Of Human Bondage - W. Somerset Maugham [130]
He was not sorry when a change in the weather, announcing the definite end of the long summer, drove them all back to Paris.
XLVIII
When Philip returned to Amitrano’s he found that Fanny Price was no longer working there. She had given up the key of her locker. He asked Mrs. Otter whether she knew what had become of her; and Mrs. Otter, with a shrug of the shoulders, answered that she had probably gone back to England. Philip was relieved. He was profoundly bored by her ill-temper. Moreover, she insisted on advising him about his work, looked upon it as a slight when he did not follow her precepts, and would not understand that he felt himself no longer the duffer he had been at first. Soon he forgot all about her. He was working in oils now and he was full of enthusiasm. He hoped to have something done of sufficient importance to send to the following year’s Salon. Lawson was painting a portrait of Miss Chalice. She was very paintable, and all the young men who had fallen victims to her charm had made portraits of her. A natural indolence, joined with a passion for picturesque attitudes, made her an excellent sitter ; and she had enough technical knowledge to offer useful criticisms. Since her passion for art was chiefly a passion to live the life of artists, she was quite content to neglect her own work. She liked the warmth of the studio, and the opportunity to smoke innumerable cigarettes ; and she spoke in a low, pleasant voice of the love of art and the art of love. She made no clear distinction between the two.

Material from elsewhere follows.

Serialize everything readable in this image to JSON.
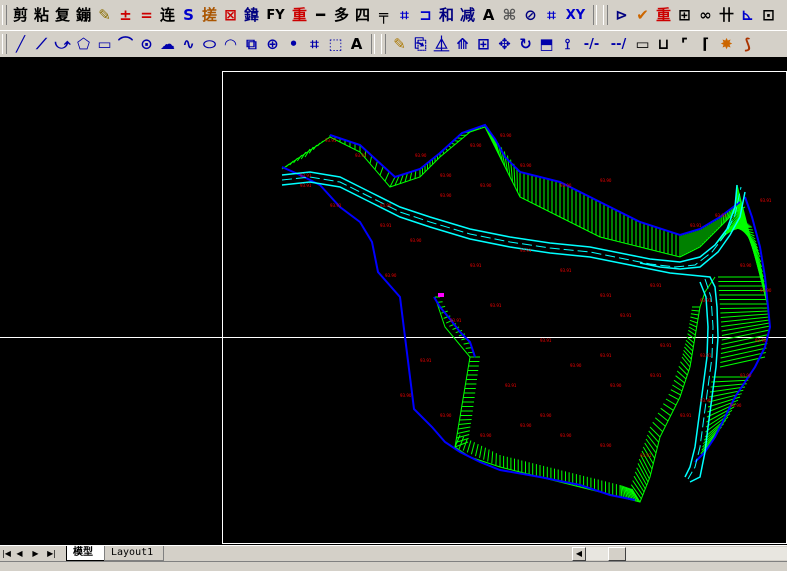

Lawson was painting with infinite labor, working till he could hardly stand for days and then scraping out all he had done. He would have exhausted the patience of anyone but Ruth Chalice. At last he got into a hopeless muddle.
“The only thing is to take a new canvas and start afresh,” he said. “I know exactly what I want now, and it won’t take me long.”

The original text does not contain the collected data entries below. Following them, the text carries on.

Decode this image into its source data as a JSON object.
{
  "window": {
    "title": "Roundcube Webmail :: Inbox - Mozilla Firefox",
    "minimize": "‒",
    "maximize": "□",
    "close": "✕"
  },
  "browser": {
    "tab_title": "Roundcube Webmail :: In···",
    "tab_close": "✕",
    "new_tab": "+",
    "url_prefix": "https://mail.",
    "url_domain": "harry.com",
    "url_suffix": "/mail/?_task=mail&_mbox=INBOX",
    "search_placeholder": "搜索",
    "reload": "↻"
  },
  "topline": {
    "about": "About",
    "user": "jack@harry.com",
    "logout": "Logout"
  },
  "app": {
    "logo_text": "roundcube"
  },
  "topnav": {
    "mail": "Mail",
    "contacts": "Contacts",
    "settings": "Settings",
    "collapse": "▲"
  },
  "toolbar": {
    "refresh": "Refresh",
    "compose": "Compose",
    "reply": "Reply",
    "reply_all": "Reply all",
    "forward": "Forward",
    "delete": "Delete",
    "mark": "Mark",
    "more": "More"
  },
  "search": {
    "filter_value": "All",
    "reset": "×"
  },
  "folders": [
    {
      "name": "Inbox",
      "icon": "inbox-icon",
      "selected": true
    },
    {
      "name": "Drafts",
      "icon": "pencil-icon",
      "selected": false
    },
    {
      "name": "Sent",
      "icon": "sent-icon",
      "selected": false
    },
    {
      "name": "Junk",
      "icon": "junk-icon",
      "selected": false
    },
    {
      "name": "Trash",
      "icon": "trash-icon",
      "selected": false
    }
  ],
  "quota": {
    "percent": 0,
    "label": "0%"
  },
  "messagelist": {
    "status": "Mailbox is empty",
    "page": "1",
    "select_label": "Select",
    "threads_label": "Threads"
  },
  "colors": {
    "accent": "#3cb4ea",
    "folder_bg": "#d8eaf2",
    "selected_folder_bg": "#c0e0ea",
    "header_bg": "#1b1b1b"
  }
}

Philip was present at the time, and Miss Chalice said to him:
“Why don’t you paint me too? You’ll be able to learn a lot by watching Mr. Lawson.”
It was one of Miss Chalice’s delicacies that she always addressed her lovers by their surnames.
“I should like it awfully if Lawson wouldn’t mind.”
“I don’t care a damn,” said Lawson.
It was the first time that Philip set about a portrait, and he began with trepidation but also with pride. He sat by Lawson and painted as he saw him paint. He profited by the example and by the advice which both Lawson and Miss Chalice freely gave him. At last Lawson finished and invited Clutton in to criticize. Clutton had only just come back to Paris. From Provence he had drifted down to Spain, eager to see Velasquez at Madrid, and thence he had gone to Toledo. He stayed there three months, and he was returned with a name new to the young men: he had wonderful things to say of a painter called El Greco, who it appeared could only be studied in Toledo.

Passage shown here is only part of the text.